Меч дёрнулся в руке Фера, раздался лязг металла о металл. Огонь перекинулся с решётки, лезвие запылало.
– Не искушай меня.
Ариэль глубоко вдохнул. Горящая клетка слепила глаза. Раскалённый металл пел-гудел свою песню: «Ты пленник». Но хуже всего – присутствие Фера и слова, которые уже не вытравить из памяти, и понимание, что такие эмоции невозможно сыграть, Фер искренне верит в то, что говорит. Вот в чём весь ужас.
– Зачем я вам живой?
– Ты жив только потому, что я уважаю отца твоего отца. Твой дед был великим правителем, достойным своих предков. Тысячелетний род не должен погибнуть из-за одной гнилой ветви. Я принял решение и вырубил её, теперь мой долг – утраченное восстановить. А твой – помочь мне в этом. Ты ведь понимаешь, о какой задаче, стоящей перед нами обоими, идёт речь?
Ариэль понимал, но даже слушать об этом было невыносимо. Подготовка не помогла справиться со всё сильнее охватывающим ужасом из-за решимости Фера и тех – безусловно веских – аргументов, которые он приводил.
– Дайте мне в супруги женщину или омегу, и получите ребёнка, которого сможете воспитать как собственного сына.
Единственная здравая идея, которая пришла ему на ум, была со смехом отвергнута.
– Когда этот ребёнок может стать и моим сыном – законным наследником трона? Твоё предложение не принимается. Ты знаешь, что от тебя потребуется. Не только я требую этого от тебя, но и твой род.
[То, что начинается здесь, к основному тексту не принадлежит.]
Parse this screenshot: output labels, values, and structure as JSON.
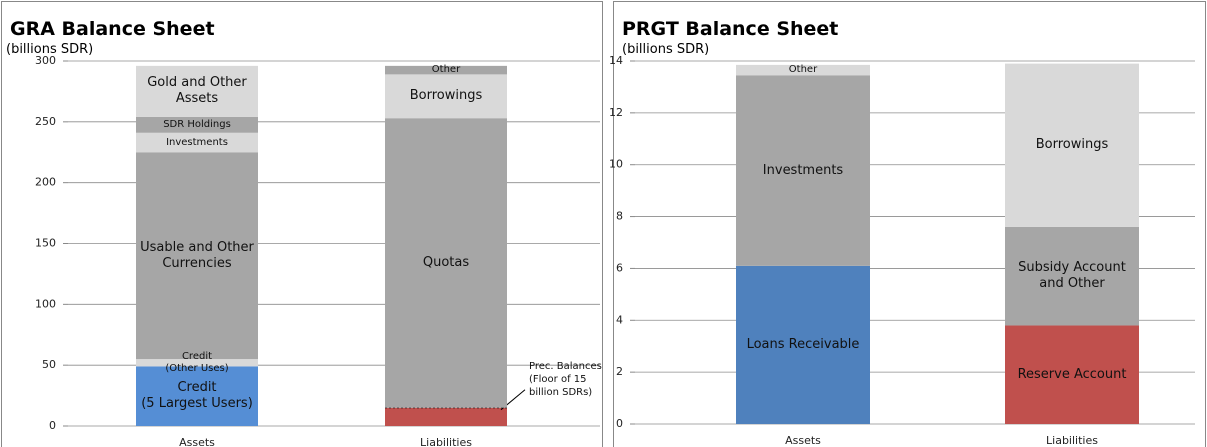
{
  "chart_data": [
    {
      "type": "stacked_bar",
      "title": "GRA Balance Sheet",
      "subtitle": "(billions SDR)",
      "categories": [
        "Assets",
        "Liabilities"
      ],
      "ylim": [
        0,
        300
      ],
      "yticks": [
        0,
        50,
        100,
        150,
        200,
        250,
        300
      ],
      "grid": true,
      "series": [
        {
          "name": "Credit\n(5 Largest Users)",
          "color": "#558ed5",
          "values": [
            49,
            null
          ]
        },
        {
          "name": "Credit\n(Other Uses)",
          "color": "#d9d9d9",
          "values": [
            6,
            null
          ]
        },
        {
          "name": "Usable and Other\nCurrencies",
          "color": "#a6a6a6",
          "values": [
            170,
            null
          ]
        },
        {
          "name": "Investments",
          "color": "#d9d9d9",
          "values": [
            16,
            null
          ]
        },
        {
          "name": "SDR Holdings",
          "color": "#a6a6a6",
          "values": [
            13,
            null
          ]
        },
        {
          "name": "Gold and Other\nAssets",
          "color": "#d9d9d9",
          "values": [
            42,
            null
          ]
        },
        {
          "name": "Prec. Balances\n(Floor of 15\nbillion SDRs)",
          "color": "#c0504d",
          "values": [
            null,
            15
          ],
          "label_position": "outside"
        },
        {
          "name": "Quotas",
          "color": "#a6a6a6",
          "values": [
            null,
            238
          ]
        },
        {
          "name": "Borrowings",
          "color": "#d9d9d9",
          "values": [
            null,
            36
          ]
        },
        {
          "name": "Other",
          "color": "#a6a6a6",
          "values": [
            null,
            7
          ]
        }
      ]
    },
    {
      "type": "stacked_bar",
      "title": "PRGT Balance Sheet",
      "subtitle": "(billions SDR)",
      "categories": [
        "Assets",
        "Liabilities"
      ],
      "ylim": [
        0,
        14
      ],
      "yticks": [
        0,
        2,
        4,
        6,
        8,
        10,
        12,
        14
      ],
      "grid": true,
      "series": [
        {
          "name": "Loans Receivable",
          "color": "#4f81bd",
          "values": [
            6.1,
            null
          ]
        },
        {
          "name": "Investments",
          "color": "#a6a6a6",
          "values": [
            7.35,
            null
          ]
        },
        {
          "name": "Other",
          "color": "#d9d9d9",
          "values": [
            0.4,
            null
          ]
        },
        {
          "name": "Reserve Account",
          "color": "#c0504d",
          "values": [
            null,
            3.8
          ]
        },
        {
          "name": "Subsidy Account\nand Other",
          "color": "#a6a6a6",
          "values": [
            null,
            3.8
          ]
        },
        {
          "name": "Borrowings",
          "color": "#d9d9d9",
          "values": [
            null,
            6.3
          ]
        }
      ]
    }
  ]
}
Ариэль сохранял неподвижность, когда мысли метались, будто загнанные в угол крысы. Выхода всё не находилось.
– И вы согласитесь взять меня в супруги? Видеть ненавистное лицо рядом с собой до окончания наших дней?
– Я должен. Кого здесь волнуют чьи-то желания? Ты должен принести мне и своему роду плод – наследника королевской крови. Твой отец убивал ради укрепления власти, я собираюсь любить. Оцени это, когда будешь принимать решение.
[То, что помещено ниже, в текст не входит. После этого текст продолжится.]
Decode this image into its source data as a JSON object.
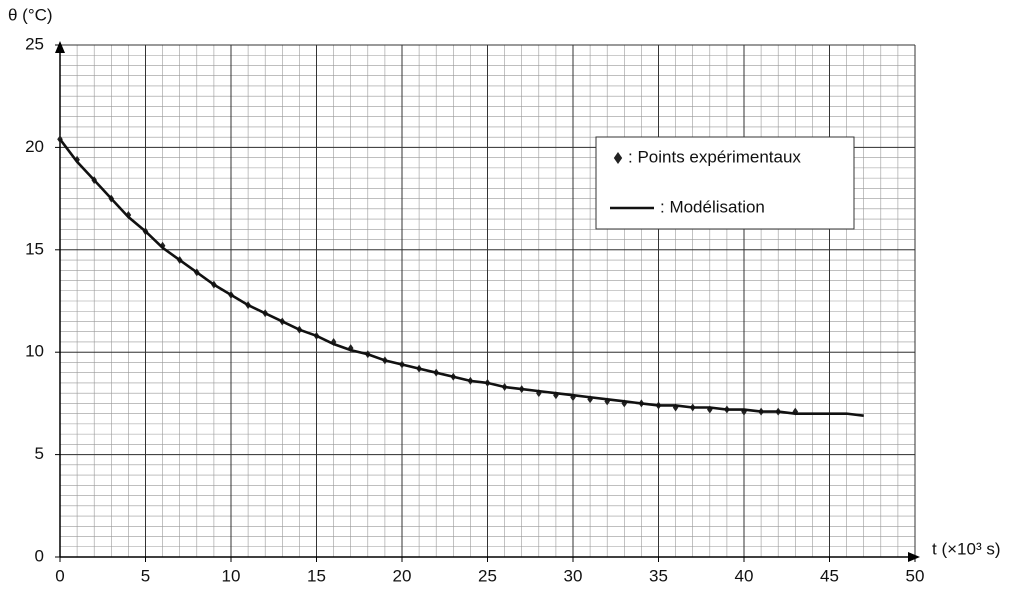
{
  "chart_data": {
    "type": "line",
    "ylabel": "θ (°C)",
    "xlabel": "t (×10³ s)",
    "xlim": [
      0,
      50
    ],
    "xticks": [
      0,
      5,
      10,
      15,
      20,
      25,
      30,
      35,
      40,
      45,
      50
    ],
    "ylim": [
      0,
      25
    ],
    "yticks": [
      0,
      5,
      10,
      15,
      20,
      25
    ],
    "grid": true,
    "x_minor_step": 1,
    "y_minor_step": 0.5,
    "legend": "upper right",
    "series": [
      {
        "name": ": Points expérimentaux",
        "color": "#222222",
        "style": "markers",
        "x": [
          0,
          1,
          2,
          3,
          4,
          5,
          6,
          7,
          8,
          9,
          10,
          11,
          12,
          13,
          14,
          15,
          16,
          17,
          18,
          19,
          20,
          21,
          22,
          23,
          24,
          25,
          26,
          27,
          28,
          29,
          30,
          31,
          32,
          33,
          34,
          35,
          36,
          37,
          38,
          39,
          40,
          41,
          42,
          43
        ],
        "values": [
          20.4,
          19.4,
          18.4,
          17.5,
          16.7,
          15.9,
          15.2,
          14.5,
          13.9,
          13.3,
          12.8,
          12.3,
          11.9,
          11.5,
          11.1,
          10.8,
          10.5,
          10.2,
          9.9,
          9.6,
          9.4,
          9.2,
          9.0,
          8.8,
          8.6,
          8.5,
          8.3,
          8.2,
          8.0,
          7.9,
          7.8,
          7.7,
          7.6,
          7.5,
          7.5,
          7.4,
          7.3,
          7.3,
          7.2,
          7.2,
          7.1,
          7.1,
          7.1,
          7.1
        ]
      },
      {
        "name": ": Modélisation",
        "color": "#111111",
        "style": "line",
        "x": [
          0,
          1,
          2,
          3,
          4,
          5,
          6,
          7,
          8,
          9,
          10,
          11,
          12,
          13,
          14,
          15,
          16,
          17,
          18,
          19,
          20,
          21,
          22,
          23,
          24,
          25,
          26,
          27,
          28,
          29,
          30,
          31,
          32,
          33,
          34,
          35,
          36,
          37,
          38,
          39,
          40,
          41,
          42,
          43,
          44,
          45,
          46,
          47
        ],
        "values": [
          20.4,
          19.3,
          18.4,
          17.5,
          16.6,
          15.9,
          15.1,
          14.5,
          13.9,
          13.3,
          12.8,
          12.3,
          11.9,
          11.5,
          11.1,
          10.8,
          10.4,
          10.1,
          9.9,
          9.6,
          9.4,
          9.2,
          9.0,
          8.8,
          8.6,
          8.5,
          8.3,
          8.2,
          8.1,
          8.0,
          7.9,
          7.8,
          7.7,
          7.6,
          7.5,
          7.4,
          7.4,
          7.3,
          7.3,
          7.2,
          7.2,
          7.1,
          7.1,
          7.0,
          7.0,
          7.0,
          7.0,
          6.9
        ]
      }
    ]
  }
}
Все благие намерения Ариэля рухнули перед затапливающим всё существо ужасом неизбежности жертвы. Он забыл о незавидной судьбе младшего брата, обо всём, о чём передумал, готовясь к этому разговору, о решимости согласиться, лишь бы выбраться отсюда в надежде добыть меч и решить всё окончательно и бесповоротно. Фер заговорил о долге перед родом – и у Ариэля не осталось иного выхода, если он хотел спастись от участи страшней смерти.
– Я уже принял решение, – сказал он. – Убейте меня.
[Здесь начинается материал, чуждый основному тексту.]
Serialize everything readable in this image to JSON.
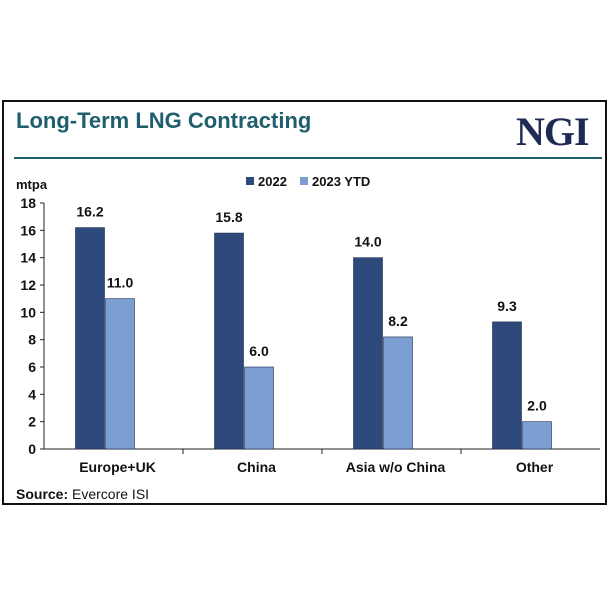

Фер скривил губы в злой усмешке и потянулся за ключом от замка, висящим на шее. Меч в его руке яростно пылал, и Ариэль наблюдал лишь за его приближением, приветствуя желанную смерть.
Если бы Ариэлю дали право выбирать, происходящему с ним унижению он предпочёл бы быструю смерть от меча. Никогда в жизни он не испытывал такой жгучей ярости, никогда так не мучился от острого, как вонзившийся в грудь кинжал убийцы, стыда. Его лицо горело, уши пылали, шея взмокла, особенно там, на затылке, где совсем недавно на неё давила чужая ладонь. Фантомные следы прикосновений Фера не исчезали, все, как один, горели огнём; настоящие – причиняли всё новую и новую боль. Ариэль, как щенок, на свою беду оказавшийся в пасти медведя, бестолково вырывался из захвата, ломающего заведённую за спину руку, шипел и стискивал зубы, пытался не орать, но из его горла всё равно рвались позорные вскрики, визгливые, как у увидевшей крысу девчонки.
Ариэль в жизни не оказывался в столь позорной и безвыходной ситуации. Как же он клял себя за доверчивость, за глупость, за то, что сам встал в удобную позу – и тем самым позволил поступать с собой так. Когда Фер с пылающим мечом в правой руке подошёл к нему на расстояние удара, Ариэль повернулся к врагу спиной и склонил голову в ожидании казни. Он выбрал умереть, он собирался принять смерть достойно, а вместо этого его гордость подверглась неслыханному унижению.
Фер толкнул его в спину, и Ариэля бросило к каменной стене, он выставил руку, пытаясь удержаться на ногах, и под звон упавшего на пол меча на его затылок легла твёрдая, тяжёлая рука. Фер придавил запаниковавшего от неожиданности Ариэля, толкнул ниже, заставляя согнуться, и в следующий миг болезненно жгучий шлепок пришёлся по невольно выставленному вверх заду. Правую ягодицу обожгло до онемения мышц, Ариэль дёрнулся, вскрикнул, вывернутую за спину руку скрутило болью – и вместо попадания в чертоги богов и героев, Ариэлю достался земной ад.